The Hipstography Awards 2013 – The Ceremony

By on February 9, 2014

From Ben Watts to Idan Hemo
For his portfolio "Cuba, An Unpolished Diamond"

Ben Watts moved from his native London to Australia in 1983, where he studied photography at the Sydney College of Arts. When he visited New York in 1990, he quickly discovered the urban hip-hop street scene. He’s been living there since 1995, shooting photos for clients such as Vogue, Nike, Polo Ralph Lauren, Miller Lite, Gap, Apple, Kodak, Sony Music and Tommyboy Records. In 2011, Ben’s friend Mazdack Rassi, founder of Milk Studios, arranged a meeting between Ben and Hipstamatic.

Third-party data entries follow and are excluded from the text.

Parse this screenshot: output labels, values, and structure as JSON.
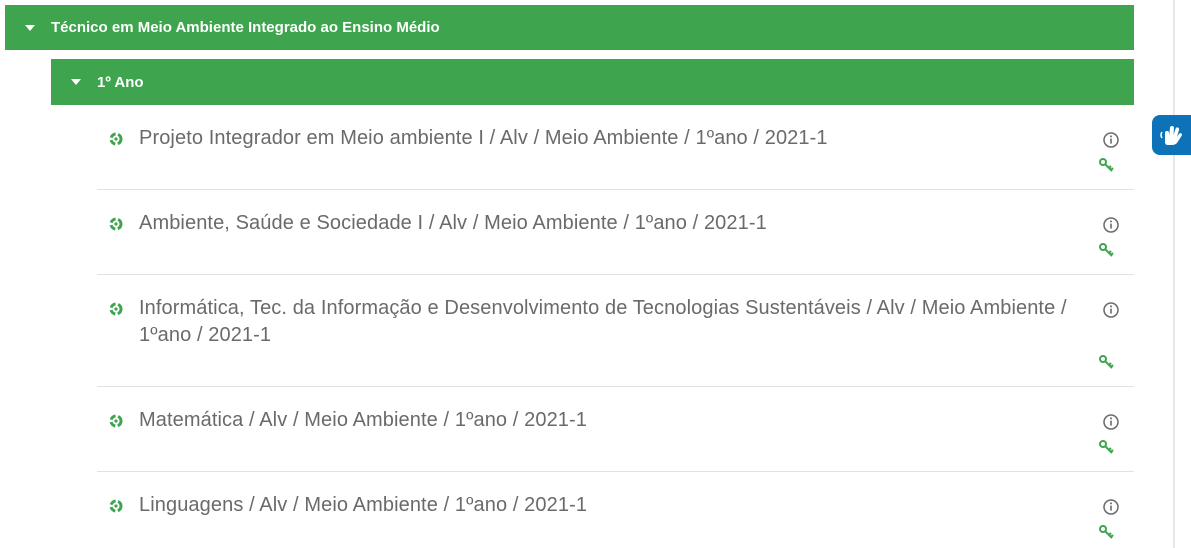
{
  "category": {
    "title": "Técnico em Meio Ambiente Integrado ao Ensino Médio",
    "subcategory": {
      "title": "1º Ano",
      "courses": [
        {
          "name": "Projeto Integrador em Meio ambiente I / Alv / Meio Ambiente / 1ºano / 2021-1"
        },
        {
          "name": "Ambiente, Saúde e Sociedade I / Alv / Meio Ambiente / 1ºano / 2021-1"
        },
        {
          "name": "Informática, Tec. da Informação e Desenvolvimento de Tecnologias Sustentáveis / Alv / Meio Ambiente / 1ºano / 2021-1"
        },
        {
          "name": "Matemática / Alv / Meio Ambiente / 1ºano / 2021-1"
        },
        {
          "name": "Linguagens / Alv / Meio Ambiente / 1ºano / 2021-1"
        }
      ]
    }
  },
  "colors": {
    "header_green": "#3ea54e",
    "course_text": "#6a6a6a",
    "key_green": "#3ea54e",
    "vlibras_blue": "#0d72b8"
  },
  "icons": {
    "expand": "caret-down-icon",
    "course": "course-bullet-icon",
    "info": "info-icon",
    "enrol": "key-icon",
    "accessibility": "vlibras-hand-icon"
  }
}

The Watts lens and the Big Up film with the Bondi HipstaPak came out in May of that year.

Concerning Idan Heno's portfolio: "Fantastic Cuban portrait! I really like the use of the color with Black and White. Lovely tones and a good sense of composition. These pictures have great personality and seem to be taken by someone that is interesting and interested, quite possibly someone who has a good future in shooting travel portfolios. Nice work!!"

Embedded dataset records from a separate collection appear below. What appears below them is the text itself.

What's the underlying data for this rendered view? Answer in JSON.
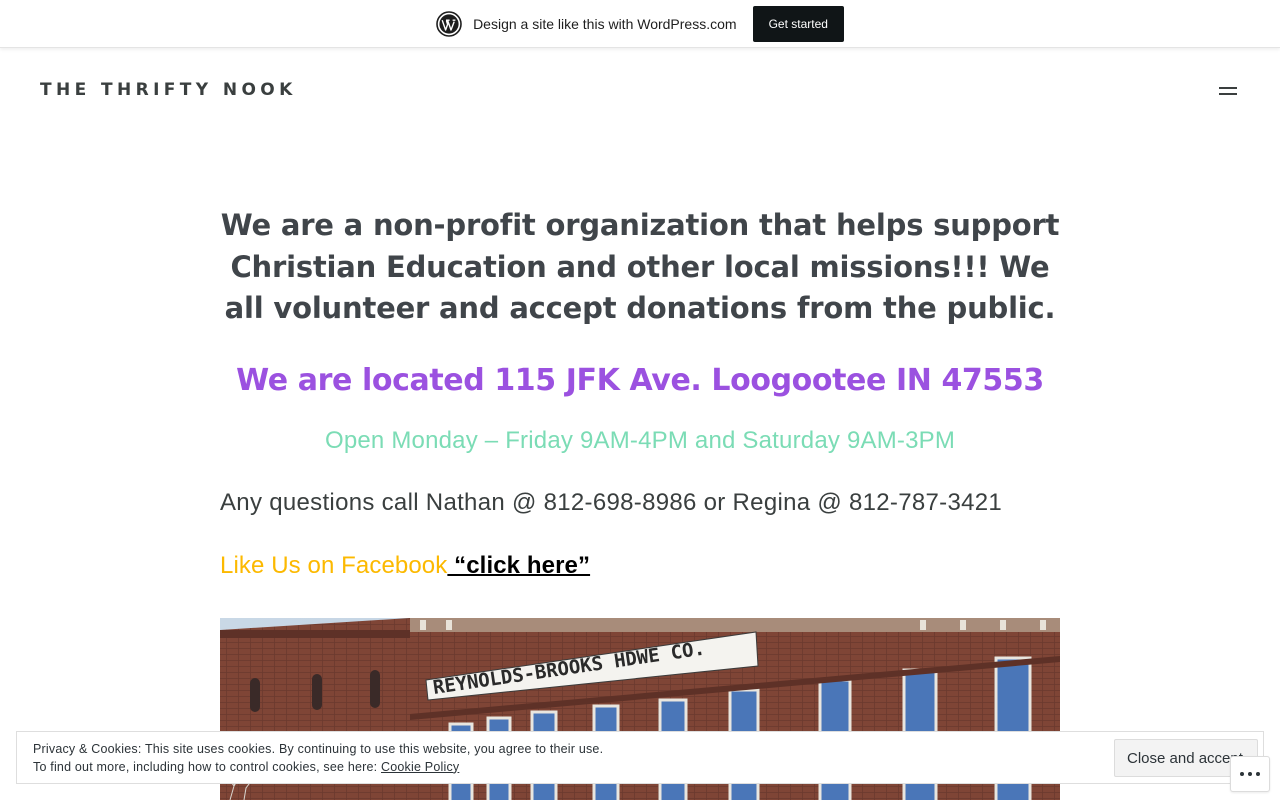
{
  "wpbar": {
    "text": "Design a site like this with WordPress.com",
    "cta": "Get started",
    "logo_icon": "wordpress-logo-icon"
  },
  "header": {
    "site_title": "THE THRIFTY NOOK",
    "menu_icon": "hamburger-menu-icon"
  },
  "main": {
    "heading": "We are a non-profit organization that helps support Christian Education and other local missions!!! We all volunteer and accept donations from the public.",
    "address": "We are located 115 JFK Ave. Loogootee IN 47553",
    "hours": "Open Monday – Friday 9AM-4PM and Saturday 9AM-3PM",
    "phone": "Any questions call Nathan @ 812-698-8986 or Regina @ 812-787-3421",
    "facebook_text": "Like Us on Facebook",
    "facebook_link": " “click here”"
  },
  "photo": {
    "sign_text": "REYNOLDS-BROOKS HDWE CO."
  },
  "cookie": {
    "line1": "Privacy & Cookies: This site uses cookies. By continuing to use this website, you agree to their use.",
    "line2_prefix": "To find out more, including how to control cookies, see here: ",
    "policy_link": "Cookie Policy",
    "accept_button": "Close and accept"
  },
  "colors": {
    "heading": "#40454a",
    "address": "#9b51e0",
    "hours": "#7bdcb5",
    "facebook": "#fcb900",
    "brick": "#8a4a3a"
  }
}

‘Cuba, an unpolished diamond’ by Idan Hemo

Name: Idan Hemo
Hometown: Beer-Sheva, Israel
Resides: Tilburg, The Netherlands
Profession: Photography student
Hobbies: Photography, explore new music, hanging out
Year of birth: 1985
Hipstographer since: 2010

Favorite Combo:  Libatique 73  +  Ina's 1982 
Favorite Lens:  Madalena 
Favorite Film:  Dylan 
Favorite Flash: None

"Travelling through Cuba was like stepping back in time... My wife and I travelled all over the Eastern part from Havana to Cienfuegos, Trinidad, Santa Clara, Cayo Santa Maria, and then all the way to Santiago de Cuba via Camaguey. We stayed mainly among the locals at their 'Casa Particulares', which are rooms or apartments you rent at a private family house. This way we could learn more about Cuba's history and future through the eyes of the local people.
Photographing with Hipstamatic, I was able to create perfect images that show the authentic island feeling. The people are very welcoming and it was pretty easy to photograph them. Most people wanted to pose and be in the picture. Others saw it as another way of gaining income... I, however, tried to make pictures that show real life and the warm Cuban atmosphere."